Everything actually just is. From consciousness, even resistance just is. And if you resist resistance, that's just what is. You can't get away from it. You start to see that the only thing that goes into resistance or a story or an interpretation of what is - whatever it is - is this mind-created persona, like a character in a novel. When you read a novel, every character has a point of view. It has beliefs. It has opinions. There's something that makes it distinct from other characters. Our persona is literally this mind-created character that's always making itself distinct. So it always needs to evaluate everything against its preconceived idea.

There's another vantage point. The other vantage point is not only outside the character; the other vantage point is also inside the character. It's the ultimate vantage point that's outside, and it's also playing all the parts from the inside.

That's basically what it means to really wake up: we're waking up from the character. You don't have to destroy the character called "me" to wake up from it. In fact, trying to destroy the character makes it very hard to wake up. Because what's trying to destroy the character? The character. What's judging the character? The character.

So you leave the character alone. The character called you, just leave it alone. Then it's much easier for the awakening out of that perspective to happen.

You don't lose the character; you just gain the whole novel of life. It's not like you lose anything. You just gain the whole book. You gain the whole universe. As Buddha would say, "Lose yourself, gain the universe." It's not a bad deal. Or Dogen: "To know yourself is to forget yourself, and to forget yourself is to be enlightened by the 10,000 things," which means to see yourself everywhere. Wake up from your character, and then you see your self nature in all characters - not just one, but all of them.

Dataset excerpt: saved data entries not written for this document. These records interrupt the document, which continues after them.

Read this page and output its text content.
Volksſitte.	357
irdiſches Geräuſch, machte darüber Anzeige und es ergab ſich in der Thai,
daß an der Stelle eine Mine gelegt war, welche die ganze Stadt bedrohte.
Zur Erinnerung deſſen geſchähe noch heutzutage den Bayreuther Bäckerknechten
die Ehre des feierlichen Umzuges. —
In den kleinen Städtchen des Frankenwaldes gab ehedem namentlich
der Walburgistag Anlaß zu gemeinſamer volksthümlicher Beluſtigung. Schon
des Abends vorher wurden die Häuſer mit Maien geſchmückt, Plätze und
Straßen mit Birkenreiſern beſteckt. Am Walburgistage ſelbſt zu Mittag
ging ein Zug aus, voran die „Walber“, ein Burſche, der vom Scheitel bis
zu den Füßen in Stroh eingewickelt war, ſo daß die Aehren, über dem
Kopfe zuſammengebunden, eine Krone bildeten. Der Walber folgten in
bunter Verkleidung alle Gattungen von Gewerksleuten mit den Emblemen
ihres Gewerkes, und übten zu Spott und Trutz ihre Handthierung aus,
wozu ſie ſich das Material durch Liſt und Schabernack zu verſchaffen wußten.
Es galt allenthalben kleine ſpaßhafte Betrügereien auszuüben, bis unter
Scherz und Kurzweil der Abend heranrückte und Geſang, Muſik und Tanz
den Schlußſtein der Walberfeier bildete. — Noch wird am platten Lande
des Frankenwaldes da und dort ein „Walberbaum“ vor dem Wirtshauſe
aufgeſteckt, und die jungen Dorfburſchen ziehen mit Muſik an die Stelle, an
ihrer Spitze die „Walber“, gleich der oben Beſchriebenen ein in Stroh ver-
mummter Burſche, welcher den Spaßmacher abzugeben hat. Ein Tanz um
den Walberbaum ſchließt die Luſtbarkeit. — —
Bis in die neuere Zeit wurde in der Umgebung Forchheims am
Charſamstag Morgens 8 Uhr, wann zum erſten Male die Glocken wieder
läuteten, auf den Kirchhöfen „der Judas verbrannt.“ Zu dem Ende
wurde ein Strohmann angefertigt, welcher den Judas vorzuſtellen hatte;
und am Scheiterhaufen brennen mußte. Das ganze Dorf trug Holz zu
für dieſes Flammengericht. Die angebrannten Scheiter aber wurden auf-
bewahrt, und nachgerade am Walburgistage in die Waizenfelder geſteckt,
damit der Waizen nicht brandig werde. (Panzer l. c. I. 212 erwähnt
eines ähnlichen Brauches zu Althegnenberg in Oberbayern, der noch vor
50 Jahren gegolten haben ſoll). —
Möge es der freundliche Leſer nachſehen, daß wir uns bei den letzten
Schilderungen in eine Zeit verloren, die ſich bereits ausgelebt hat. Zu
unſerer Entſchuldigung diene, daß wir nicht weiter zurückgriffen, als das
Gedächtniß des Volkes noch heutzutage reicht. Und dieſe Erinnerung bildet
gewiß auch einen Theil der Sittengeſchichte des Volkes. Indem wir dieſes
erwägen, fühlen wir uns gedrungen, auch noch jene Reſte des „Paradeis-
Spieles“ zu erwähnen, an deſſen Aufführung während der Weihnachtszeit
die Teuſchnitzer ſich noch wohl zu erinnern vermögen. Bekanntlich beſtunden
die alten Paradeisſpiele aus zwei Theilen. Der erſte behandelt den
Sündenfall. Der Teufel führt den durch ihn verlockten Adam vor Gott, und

So we don't lose anything. We gain all characters. We just lose the fixation, that's all.

- Adyashanti




Realization is already within us, within our heart center.

- Khenchen Palden Sherab, posted to SufiMystic




So many people ask the question, "After an awakening experience, what is next?"

The deepening into consciousness and a stable sense of awakening occurs naturally as one surrenders to the vulnerability that love brings. Complete surrender opens the space of Heart Consciousness, where the one surrendering is absorbed into love itself.

- Ramana




Feel the tenderness in this space? It's knocking on your door.

Your whole heart is welcome into this room. Your whole heart. You don't even have to know what that means from here. This knows. Your whole heart. Every bruised spot, every shut off spot, every singing spot, the whole heart.

We're here not just to glimpse ourselves as all that is. We're here to live it through our bodies in every moment. To let its sweet uncompromising clear sight move into every dark corner. And to ask it to, even though we know it's our complete undoing.